Como diz Francesco Petrarca: “Não é ao padre nem aos filósofos que se deve perguntar para que serve a morte, mas sim, aos herdeiros”.

 

A definição de holding é apresentada no mercado de variadas formas, não será aqui tratado sua contextualização histórica do processo de consolidação empresarial de formação das “holdings company”.

 

De forma bem simples, a holding é a ligação entre empresário, família e o seu patrimônio, ou seja, define-se com características societárias de controle dos interesses patrimoniais familiares.  O termo tem origem inglesa que significa controlar, guardar, manter.

 

A funcionalidade da Holding propriamente dita é dar controle ao patrimônio tanto da pessoa física quanto da jurídica, dando proteção aos bens constituídos ao longo da vida do empresário, podendo também participar de outras sociedades como quotista/acionista para controle.  Muito se fala no mercado que uma holding é constituída para gerir outras empresas que determinada pessoa detém em diversos nichos de mercado, mas não é apenas isso, existem outras espécies no ordenamento pátrio brasileiro que são: Holding pura, Holding mista, Holding de controle, Holding administrativa e Holding Familiar.  Abaixo será explicado cada uma e suas finalidades:

 

  1. a) Holdings puras: caracteriza-se por apresentar como atividade única a manutenção de ações de outras companhias, podendo deter uma participação majoritária ou minoritária;
  2. b) Holdings mistas ou operacionais: além da manutenção de ações de outras companhias, desenvolve atividades operacionais, tais como a produção e a comercialização de produtos e a realização de serviços, principalmente para as sociedades que detêm a participação;
  3. c) Holdings de controle: detêm por escopo assegurar o controle de empresas;
  4. d) Holding administrativa: visa a função administrativa das empresas operadoras;
  5. e) Holding familiar: objetiva evitar os núcleos familiares, evitando possíveis conflitos de interesses.

 

De forma geral, as mais conhecidas e utilizadas nos dias atuais são as Holdings Familiar e Patrimonial, estas são comumente utilizadas para planejamento sucessório administrativo e patrimonial.

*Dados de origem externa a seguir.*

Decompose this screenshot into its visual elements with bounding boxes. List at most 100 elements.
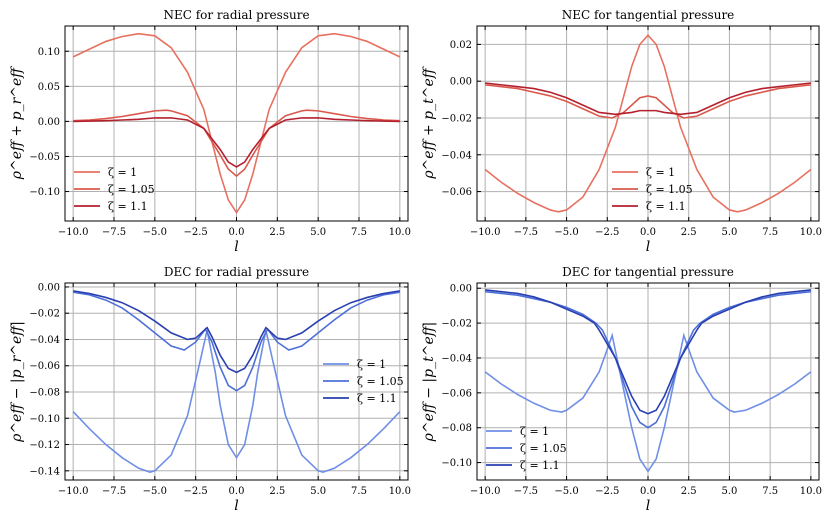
y-tick-label: −0.06 <box>441 187 472 198</box>
chart-title: NEC for radial pressure <box>163 8 309 22</box>
series-line-2 <box>73 109 400 178</box>
x-tick-label: 5.0 <box>721 227 737 238</box>
y-tick-label: −0.10 <box>441 458 472 469</box>
x-tick-label: 5.0 <box>310 486 326 497</box>
series-line-1 <box>484 33 812 213</box>
x-tick-label: −5.0 <box>554 486 578 497</box>
legend-label: ζ = 1.05 <box>520 442 567 455</box>
x-tick-label: −10.0 <box>470 227 501 238</box>
x-tick-label: −2.5 <box>184 486 208 497</box>
y-tick-label: −0.06 <box>441 388 472 399</box>
y-tick-label: −0.04 <box>441 353 472 364</box>
legend-label: ζ = 1.1 <box>646 200 686 213</box>
series-line-3 <box>485 289 811 415</box>
series-line-3 <box>73 117 400 168</box>
series-line-2 <box>485 84 811 119</box>
y-tick-label: −0.14 <box>29 466 60 477</box>
legend-label: ζ = 1 <box>520 425 549 438</box>
legend: ζ = 1 ζ = 1.05 ζ = 1.1 <box>612 166 693 213</box>
x-tick-label: −2.5 <box>184 227 208 238</box>
x-tick-label: −10.0 <box>470 486 501 497</box>
x-tick-label: 7.5 <box>762 227 778 238</box>
series-line-1 <box>72 32 401 215</box>
legend-label: ζ = 1.05 <box>108 183 155 196</box>
legend-label: ζ = 1.1 <box>108 200 148 213</box>
series-line-3 <box>73 290 400 374</box>
y-axis-label: ρ^eff + p_t^eff <box>421 66 437 179</box>
chart-panel-4: −10.0 −7.5 −5.0 −2.5 0.0 2.5 5.0 7.5 10.0 −0.10 −0… <box>421 265 822 514</box>
x-tick-label: 2.5 <box>269 227 285 238</box>
y-tick-label: 0.02 <box>450 40 472 51</box>
x-axis-label: l <box>234 239 238 255</box>
chart-title: DEC for tangential pressure <box>562 265 734 279</box>
y-tick-label: −0.02 <box>441 113 472 124</box>
x-tick-label: 2.5 <box>681 227 697 238</box>
x-tick-label: 2.5 <box>269 486 285 497</box>
x-tick-label: −7.5 <box>102 227 126 238</box>
x-tick-label: 0.0 <box>229 227 245 238</box>
y-axis-label: ρ^eff − |p_r^eff| <box>9 321 25 443</box>
legend: ζ = 1 ζ = 1.05 ζ = 1.1 <box>486 425 567 472</box>
x-tick-label: 0.0 <box>640 227 656 238</box>
x-tick-label: −5.0 <box>554 227 578 238</box>
x-tick-label: 7.5 <box>762 486 778 497</box>
x-tick-label: −7.5 <box>102 486 126 497</box>
y-tick-label: −0.02 <box>29 309 60 320</box>
chart-title: DEC for radial pressure <box>164 265 309 279</box>
x-tick-label: 10.0 <box>389 227 411 238</box>
y-tick-label: 0.00 <box>38 282 60 293</box>
x-tick-label: −10.0 <box>58 486 89 497</box>
x-tick-label: −7.5 <box>514 486 538 497</box>
legend-label: ζ = 1.05 <box>357 375 404 388</box>
x-tick-label: 5.0 <box>310 227 326 238</box>
x-tick-label: 10.0 <box>389 486 411 497</box>
chart-panel-2: −10.0 −7.5 −5.0 −2.5 0.0 2.5 5.0 7.5 10.0 −0.06 −0… <box>421 8 822 255</box>
x-tick-label: 2.5 <box>681 486 697 497</box>
x-tick-label: −5.0 <box>143 227 167 238</box>
x-tick-label: 0.0 <box>229 486 245 497</box>
series-line-1 <box>484 332 812 473</box>
x-tick-label: −2.5 <box>595 227 619 238</box>
y-tick-label: −0.10 <box>29 414 60 425</box>
chart-panel-1: −10.0 −7.5 −5.0 −2.5 0.0 2.5 5.0 7.5 10.0 −0.10 −0… <box>9 8 411 255</box>
y-tick-label: −0.12 <box>29 440 60 451</box>
y-tick-label: −0.05 <box>29 152 60 163</box>
legend-label: ζ = 1 <box>108 166 137 179</box>
x-axis-label: l <box>646 239 650 255</box>
y-tick-label: −0.04 <box>29 335 60 346</box>
chart-title: NEC for tangential pressure <box>562 8 735 22</box>
x-tick-label: 0.0 <box>640 486 656 497</box>
y-tick-label: −0.08 <box>441 423 472 434</box>
x-axis-label: l <box>234 498 238 514</box>
legend-label: ζ = 1.1 <box>520 459 560 472</box>
y-tick-label: 0.00 <box>38 117 60 128</box>
series-line-2 <box>73 291 400 392</box>
legend-label: ζ = 1.1 <box>357 392 397 405</box>
x-tick-label: −10.0 <box>58 227 89 238</box>
y-tick-label: 0.00 <box>450 77 472 88</box>
series-line-3 <box>485 82 811 116</box>
y-tick-label: 0.00 <box>450 284 472 295</box>
x-tick-label: 7.5 <box>351 227 367 238</box>
y-tick-label: 0.05 <box>38 82 60 93</box>
y-axis-label: ρ^eff + p_r^eff <box>9 66 25 180</box>
legend-label: ζ = 1 <box>646 166 675 179</box>
legend-label: ζ = 1.05 <box>646 183 693 196</box>
x-tick-label: −5.0 <box>143 486 167 497</box>
series-line-1 <box>72 330 401 473</box>
y-tick-label: −0.06 <box>29 361 60 372</box>
y-tick-label: −0.10 <box>29 187 60 198</box>
x-tick-label: 10.0 <box>800 486 822 497</box>
y-axis-label: ρ^eff − |p_t^eff| <box>421 322 437 443</box>
y-tick-label: 0.10 <box>38 47 60 58</box>
y-tick-label: −0.02 <box>441 319 472 330</box>
legend-label: ζ = 1 <box>357 358 386 371</box>
legend: ζ = 1 ζ = 1.05 ζ = 1.1 <box>74 166 155 213</box>
x-tick-label: −7.5 <box>514 227 538 238</box>
x-axis-label: l <box>646 498 650 514</box>
chart-panel-3: −10.0 −7.5 −5.0 −2.5 0.0 2.5 5.0 7.5 10.0 −0.14 −0… <box>9 265 411 514</box>
legend: ζ = 1 ζ = 1.05 ζ = 1.1 <box>323 358 404 405</box>
y-tick-label: −0.04 <box>441 150 472 161</box>
x-tick-label: −2.5 <box>595 486 619 497</box>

Desta forma, a sucessão hereditária contará com economias tributárias, sucessórias e imobiliárias.

 

É comum no decorrer da vida construirmos patrimônio e nos preocuparmos como e onde será alocado os nossos bens. O Código Civil apresenta formas que ocorrem a transmissão inter vivos ou causa mortis. Mas o código não atende completamente os anseios dos que querem proteção e por isso é importante se planejar em vida a transição patrimonial, tomando providências vislumbrando preservar a autonomia da vontade prevenido conflitos.

 

Diante de tal realidade é recomendado para garantir a continuidade dos negócios da família e a segurança financeira dos herdeiros e impedir que aconteça dilapidação do patrimônio constituído por muito esforço pelo indivíduo no decorrer da sua vida.

 

O planejamento de sucessão ganha enorme importância, visto o crescimento patrimonial das famílias e a necessidade de ferramentas para a elaboração de um planejamento sucessório.

 

Como forma de utilização na sucessão, existe a testamentária, a partilha em vida, adiantamento de legítima e a sucessão por meio da pessoa jurídica com a criação da holding, sendo esta última a melhor opção para quem quer planejar diminuição tributária, sucessória e imobiliárias.

 

Conclusivamente, podemos perceber que a ideia de uma Holding é uma ótima ferramenta de administração de bens e economia tributária, por conseguir relacionar e centralizar a administração dos bens com o intuito de governança corporativa, simplifica-se as soluções de transferência de bens entre herdeiros e sucessores, pois na falta de um ente o litígio sairá muito mais dispendioso para o grupo familiar.